Moriarty is chairman of Terramin Australia, which is scheduled next year to start mining annually 70,000 tonnes of the silvery metal used to keep steel from rusting, with the financial help of US commodities trader Sempra Metals & Concentrate.
Sempra Metals is a subsidiary of Sempra Energy, which has agreed to pay up to A$17 million ($18.3 million) to help finance development of Terramin's Angus deposit, located about 1800km west of Sydney.
Sempra also has agreed to buy all the zinc with lead - estimated at 17,000 tonnes a year - the mine can yield.
Moriarty said the mine had enough ore to last for a minimum of 14 years.

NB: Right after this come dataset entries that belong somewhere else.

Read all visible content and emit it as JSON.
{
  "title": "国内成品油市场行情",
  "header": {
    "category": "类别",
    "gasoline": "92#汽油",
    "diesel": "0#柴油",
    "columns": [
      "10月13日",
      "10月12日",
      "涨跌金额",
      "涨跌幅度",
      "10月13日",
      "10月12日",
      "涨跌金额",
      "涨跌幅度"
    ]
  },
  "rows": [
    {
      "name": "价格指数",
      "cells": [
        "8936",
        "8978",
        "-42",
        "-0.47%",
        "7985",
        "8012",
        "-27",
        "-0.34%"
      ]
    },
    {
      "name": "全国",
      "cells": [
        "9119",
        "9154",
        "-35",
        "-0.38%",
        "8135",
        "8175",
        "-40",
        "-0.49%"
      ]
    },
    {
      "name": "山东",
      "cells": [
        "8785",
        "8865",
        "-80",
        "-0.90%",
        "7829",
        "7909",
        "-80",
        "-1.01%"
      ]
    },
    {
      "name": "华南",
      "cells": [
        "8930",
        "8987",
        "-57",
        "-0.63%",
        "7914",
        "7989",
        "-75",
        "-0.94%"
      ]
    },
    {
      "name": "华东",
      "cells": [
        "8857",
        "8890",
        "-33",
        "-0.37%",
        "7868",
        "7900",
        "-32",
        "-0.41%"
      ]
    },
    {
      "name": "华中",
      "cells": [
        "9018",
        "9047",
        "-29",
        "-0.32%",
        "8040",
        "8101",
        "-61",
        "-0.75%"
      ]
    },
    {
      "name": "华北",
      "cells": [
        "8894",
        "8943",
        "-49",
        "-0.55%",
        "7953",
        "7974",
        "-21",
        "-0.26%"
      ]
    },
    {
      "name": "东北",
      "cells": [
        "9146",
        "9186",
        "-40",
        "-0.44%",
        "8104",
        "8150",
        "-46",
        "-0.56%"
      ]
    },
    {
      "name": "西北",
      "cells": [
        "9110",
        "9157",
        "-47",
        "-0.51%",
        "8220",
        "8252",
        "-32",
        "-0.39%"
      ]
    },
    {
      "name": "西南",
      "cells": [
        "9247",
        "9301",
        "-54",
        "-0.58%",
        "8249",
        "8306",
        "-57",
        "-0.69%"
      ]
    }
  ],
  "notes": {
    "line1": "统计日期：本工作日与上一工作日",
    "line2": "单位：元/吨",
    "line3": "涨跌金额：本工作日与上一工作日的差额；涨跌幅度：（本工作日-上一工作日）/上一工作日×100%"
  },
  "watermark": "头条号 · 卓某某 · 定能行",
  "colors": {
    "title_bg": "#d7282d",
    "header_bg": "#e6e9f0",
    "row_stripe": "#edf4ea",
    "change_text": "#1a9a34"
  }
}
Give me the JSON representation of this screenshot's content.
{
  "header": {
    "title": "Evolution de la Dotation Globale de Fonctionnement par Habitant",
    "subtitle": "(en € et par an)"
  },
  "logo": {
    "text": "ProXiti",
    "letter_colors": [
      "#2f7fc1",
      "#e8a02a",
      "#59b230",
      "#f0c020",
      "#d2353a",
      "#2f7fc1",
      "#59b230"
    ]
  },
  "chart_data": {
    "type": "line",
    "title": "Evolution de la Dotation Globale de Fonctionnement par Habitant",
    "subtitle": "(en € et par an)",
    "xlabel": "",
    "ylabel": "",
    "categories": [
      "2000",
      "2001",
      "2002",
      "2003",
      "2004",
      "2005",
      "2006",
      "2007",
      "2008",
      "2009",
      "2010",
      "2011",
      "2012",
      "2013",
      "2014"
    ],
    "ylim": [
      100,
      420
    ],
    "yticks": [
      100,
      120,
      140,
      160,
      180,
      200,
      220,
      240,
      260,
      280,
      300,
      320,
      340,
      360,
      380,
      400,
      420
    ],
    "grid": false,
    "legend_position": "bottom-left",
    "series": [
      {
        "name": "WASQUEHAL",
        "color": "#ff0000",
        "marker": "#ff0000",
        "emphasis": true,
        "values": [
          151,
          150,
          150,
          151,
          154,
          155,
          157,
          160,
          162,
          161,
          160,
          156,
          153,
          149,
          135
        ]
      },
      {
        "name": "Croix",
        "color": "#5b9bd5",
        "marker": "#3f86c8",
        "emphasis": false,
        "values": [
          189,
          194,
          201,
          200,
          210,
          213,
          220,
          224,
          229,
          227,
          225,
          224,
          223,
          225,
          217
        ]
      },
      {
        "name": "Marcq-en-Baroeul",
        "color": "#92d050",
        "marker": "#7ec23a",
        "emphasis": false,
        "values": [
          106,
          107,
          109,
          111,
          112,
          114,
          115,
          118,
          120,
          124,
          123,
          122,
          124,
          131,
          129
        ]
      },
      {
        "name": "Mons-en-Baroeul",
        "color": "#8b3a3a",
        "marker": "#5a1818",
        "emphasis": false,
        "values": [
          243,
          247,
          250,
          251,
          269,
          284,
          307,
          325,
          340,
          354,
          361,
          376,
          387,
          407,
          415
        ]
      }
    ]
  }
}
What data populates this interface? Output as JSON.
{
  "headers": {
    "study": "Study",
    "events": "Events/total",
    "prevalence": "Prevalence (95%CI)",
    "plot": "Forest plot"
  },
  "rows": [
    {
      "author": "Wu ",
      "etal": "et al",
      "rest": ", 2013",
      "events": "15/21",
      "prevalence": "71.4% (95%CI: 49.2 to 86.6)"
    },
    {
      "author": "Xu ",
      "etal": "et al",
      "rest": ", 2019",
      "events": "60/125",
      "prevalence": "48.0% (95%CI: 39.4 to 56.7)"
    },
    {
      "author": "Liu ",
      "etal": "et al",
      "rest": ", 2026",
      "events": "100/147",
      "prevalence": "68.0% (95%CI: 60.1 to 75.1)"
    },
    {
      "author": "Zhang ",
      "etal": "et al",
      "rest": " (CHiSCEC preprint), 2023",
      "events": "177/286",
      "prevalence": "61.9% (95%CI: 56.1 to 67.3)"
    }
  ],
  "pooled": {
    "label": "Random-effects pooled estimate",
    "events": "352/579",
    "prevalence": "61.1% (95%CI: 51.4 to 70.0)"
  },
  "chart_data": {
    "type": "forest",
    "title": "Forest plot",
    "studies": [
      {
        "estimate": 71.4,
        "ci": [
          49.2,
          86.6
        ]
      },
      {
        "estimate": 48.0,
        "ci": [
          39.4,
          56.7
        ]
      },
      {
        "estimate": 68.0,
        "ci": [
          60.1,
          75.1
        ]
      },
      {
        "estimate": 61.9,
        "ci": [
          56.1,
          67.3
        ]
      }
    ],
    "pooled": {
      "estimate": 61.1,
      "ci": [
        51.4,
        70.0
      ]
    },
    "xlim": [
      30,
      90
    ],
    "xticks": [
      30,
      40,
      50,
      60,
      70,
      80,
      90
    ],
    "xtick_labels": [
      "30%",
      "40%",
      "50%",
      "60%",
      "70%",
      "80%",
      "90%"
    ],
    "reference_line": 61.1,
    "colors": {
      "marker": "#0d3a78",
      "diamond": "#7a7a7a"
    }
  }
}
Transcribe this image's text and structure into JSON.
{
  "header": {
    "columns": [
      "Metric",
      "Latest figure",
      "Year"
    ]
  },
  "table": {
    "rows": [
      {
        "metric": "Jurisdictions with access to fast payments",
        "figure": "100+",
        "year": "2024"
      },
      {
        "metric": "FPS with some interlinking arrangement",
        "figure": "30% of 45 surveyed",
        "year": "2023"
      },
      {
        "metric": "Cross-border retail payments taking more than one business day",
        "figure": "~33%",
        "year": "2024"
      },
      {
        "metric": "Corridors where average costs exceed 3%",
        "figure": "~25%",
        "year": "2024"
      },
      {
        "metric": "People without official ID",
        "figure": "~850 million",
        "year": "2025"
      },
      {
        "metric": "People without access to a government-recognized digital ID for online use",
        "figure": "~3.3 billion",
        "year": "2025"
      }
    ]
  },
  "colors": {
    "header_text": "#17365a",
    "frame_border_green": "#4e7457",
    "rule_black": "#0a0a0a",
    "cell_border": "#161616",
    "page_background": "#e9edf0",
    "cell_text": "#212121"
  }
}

"Sempra came to us, as did just about every other commodities trader," Moriarty said.
"Supplies of zinc all over the world are tight and traders are anxious to secure material."
Although the deposit on the outskirts of the town of Strathalbyn has been known for more than a decade, low demand and prices for zinc discouraged development by the previous owners, the now-defunct Aberfoyle group.
"When the price was low, it was hard to get a new project off the ground," Moriarty said.
Terramin had aimed to go public in 2002, but postponed the listing on the Australian bourse for two years as metals prices tanked and investors shied away from mining stocks.
In late 2001, Australian mining giant Pasminco went bankrupt, citing a low zinc price and bad investments.
But this year zinc prices have vaulted above US$1400 ($1975) a tonne for the first time in more than seven years, thanks to a resurgence in demand for steel at a time when many mines are running out or have little spare to sell.
Inventories of zinc held by the London Metal Exchange have fallen by more than 200,000 tonnes in the past year to about 540,000 tonnes.